Pretty Eagle, like many other Crow warriors, offered his services as an Indian scout for the United States Army. Pretty Eagle, along with famous chief Plenty Coups, agreed that it was best to work with the invading U.S. government rather than fight against their encroachment. The newly formed alliance between traditional Crow enemies the Sioux, Cheyenne, and Arapaho nations factored heavily into the Crow's decisions to help the U.S. government. The Crow found themselves sandwiched between enemies on all sides and felt the U.S. Army could offer them protection and would therefore also be one less enemy for them to defend themselves against. Pretty Eagle often accompanied other important Crow chiefs on their delegations to Washington, D.C., to discuss issues regarding Crow rights. In 1880 he accompanied the Crow delegation which met with President Rutherford B. Hayes to speak out against the sale of Crow reservation lands and the construction of the Chicago, Burlington, and Quincy Railroads, which had routes passing through the Crow Reservation. Pretty Eagle supported the grazing of cattle and growing of hay on Crow lands to sell to white farmers as a means of income and dependence after the bison herds disappeared. Due to their cooperation, the tribe managed to keep a large reservation on part of their ancestral land. Prominent sculptor Cyrus Dallin accompanied him on a train ride East and would later sculpt him from memory in 1910.

==Death and Burial==
Pretty Eagle died on 11 November 1903. His remains were placed in a wagon box instead of the more common and traditional scaffolds. During the early 1900s his remains, along with sixty other Crows, were exhumed from their resting place along the Bighorn River by Dr. W. A Russell and sold to various museums around the U.S. with some selling for as little as $500.

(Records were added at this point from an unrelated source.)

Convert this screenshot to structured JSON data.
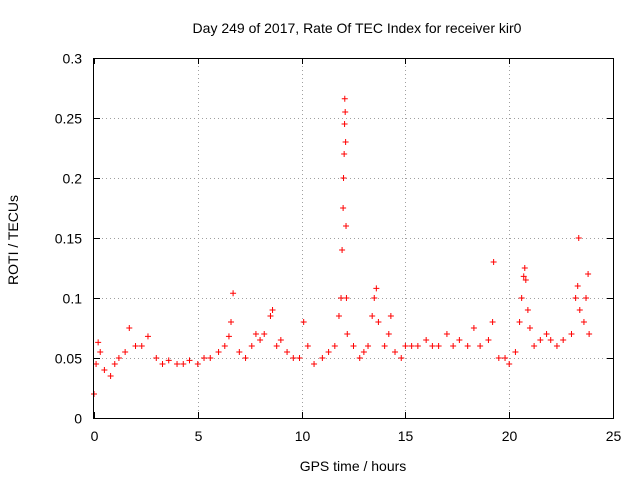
{
  "chart_data": {
    "type": "scatter",
    "title": "Day 249 of 2017, Rate Of TEC Index for receiver kir0",
    "xlabel": "GPS time / hours",
    "ylabel": "ROTI / TECUs",
    "xlim": [
      0,
      25
    ],
    "ylim": [
      0,
      0.3
    ],
    "xticks": [
      0,
      5,
      10,
      15,
      20,
      25
    ],
    "yticks": [
      0,
      0.05,
      0.1,
      0.15,
      0.2,
      0.25,
      0.3
    ],
    "xtick_labels": [
      "0",
      "5",
      "10",
      "15",
      "20",
      "25"
    ],
    "ytick_labels": [
      "0",
      "0.05",
      "0.1",
      "0.15",
      "0.2",
      "0.25",
      "0.3"
    ],
    "grid": true,
    "marker": "+",
    "color": "#ff0000",
    "series": [
      {
        "points": [
          [
            0.0,
            0.02
          ],
          [
            0.1,
            0.045
          ],
          [
            0.2,
            0.063
          ],
          [
            0.3,
            0.055
          ],
          [
            0.5,
            0.04
          ],
          [
            0.8,
            0.035
          ],
          [
            1.0,
            0.045
          ],
          [
            1.2,
            0.05
          ],
          [
            1.5,
            0.055
          ],
          [
            1.7,
            0.075
          ],
          [
            2.0,
            0.06
          ],
          [
            2.3,
            0.06
          ],
          [
            2.6,
            0.068
          ],
          [
            3.0,
            0.05
          ],
          [
            3.3,
            0.045
          ],
          [
            3.6,
            0.048
          ],
          [
            4.0,
            0.045
          ],
          [
            4.3,
            0.045
          ],
          [
            4.6,
            0.048
          ],
          [
            5.0,
            0.045
          ],
          [
            5.3,
            0.05
          ],
          [
            5.6,
            0.05
          ],
          [
            6.0,
            0.055
          ],
          [
            6.3,
            0.06
          ],
          [
            6.5,
            0.068
          ],
          [
            6.6,
            0.08
          ],
          [
            6.7,
            0.104
          ],
          [
            7.0,
            0.055
          ],
          [
            7.3,
            0.05
          ],
          [
            7.6,
            0.06
          ],
          [
            7.8,
            0.07
          ],
          [
            8.0,
            0.065
          ],
          [
            8.2,
            0.07
          ],
          [
            8.5,
            0.085
          ],
          [
            8.6,
            0.09
          ],
          [
            8.8,
            0.06
          ],
          [
            9.0,
            0.065
          ],
          [
            9.3,
            0.055
          ],
          [
            9.6,
            0.05
          ],
          [
            9.9,
            0.05
          ],
          [
            10.1,
            0.08
          ],
          [
            10.3,
            0.06
          ],
          [
            10.6,
            0.045
          ],
          [
            11.0,
            0.05
          ],
          [
            11.3,
            0.055
          ],
          [
            11.6,
            0.06
          ],
          [
            11.8,
            0.085
          ],
          [
            11.9,
            0.1
          ],
          [
            11.95,
            0.14
          ],
          [
            12.0,
            0.175
          ],
          [
            12.02,
            0.2
          ],
          [
            12.05,
            0.22
          ],
          [
            12.07,
            0.245
          ],
          [
            12.08,
            0.266
          ],
          [
            12.1,
            0.255
          ],
          [
            12.12,
            0.23
          ],
          [
            12.14,
            0.16
          ],
          [
            12.16,
            0.1
          ],
          [
            12.2,
            0.07
          ],
          [
            12.5,
            0.06
          ],
          [
            12.8,
            0.05
          ],
          [
            13.0,
            0.055
          ],
          [
            13.2,
            0.06
          ],
          [
            13.4,
            0.085
          ],
          [
            13.5,
            0.1
          ],
          [
            13.6,
            0.108
          ],
          [
            13.7,
            0.08
          ],
          [
            14.0,
            0.06
          ],
          [
            14.2,
            0.07
          ],
          [
            14.3,
            0.085
          ],
          [
            14.5,
            0.055
          ],
          [
            14.8,
            0.05
          ],
          [
            15.0,
            0.06
          ],
          [
            15.3,
            0.06
          ],
          [
            15.6,
            0.06
          ],
          [
            16.0,
            0.065
          ],
          [
            16.3,
            0.06
          ],
          [
            16.6,
            0.06
          ],
          [
            17.0,
            0.07
          ],
          [
            17.3,
            0.06
          ],
          [
            17.6,
            0.065
          ],
          [
            18.0,
            0.06
          ],
          [
            18.3,
            0.075
          ],
          [
            18.6,
            0.06
          ],
          [
            19.0,
            0.065
          ],
          [
            19.2,
            0.08
          ],
          [
            19.25,
            0.13
          ],
          [
            19.5,
            0.05
          ],
          [
            19.8,
            0.05
          ],
          [
            20.0,
            0.045
          ],
          [
            20.3,
            0.055
          ],
          [
            20.5,
            0.08
          ],
          [
            20.6,
            0.1
          ],
          [
            20.7,
            0.118
          ],
          [
            20.75,
            0.125
          ],
          [
            20.8,
            0.115
          ],
          [
            20.9,
            0.09
          ],
          [
            21.0,
            0.075
          ],
          [
            21.2,
            0.06
          ],
          [
            21.5,
            0.065
          ],
          [
            21.8,
            0.07
          ],
          [
            22.0,
            0.065
          ],
          [
            22.3,
            0.06
          ],
          [
            22.6,
            0.065
          ],
          [
            23.0,
            0.07
          ],
          [
            23.2,
            0.1
          ],
          [
            23.3,
            0.11
          ],
          [
            23.35,
            0.15
          ],
          [
            23.4,
            0.09
          ],
          [
            23.6,
            0.08
          ],
          [
            23.7,
            0.1
          ],
          [
            23.8,
            0.12
          ],
          [
            23.85,
            0.07
          ]
        ]
      }
    ]
  }
}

==Reburial and reclamation==
The remains of Pretty Eagle were returned to the Crow Nation 72 years after they were exhumed, thanks to the efforts of Hugh White Clay and the Crow Cultural Commission. His remains were reburied on 4 June 1994, at Pretty Eagle point, a place named in his honor, overlooking the Bighorn Canyon. Horse-drawn travois made of lodge poles and bison hide were used to cart his remains to his present resting place. The date of the reburial has become a date of celebration for the Crow people, and offerings are often placed at the grave site.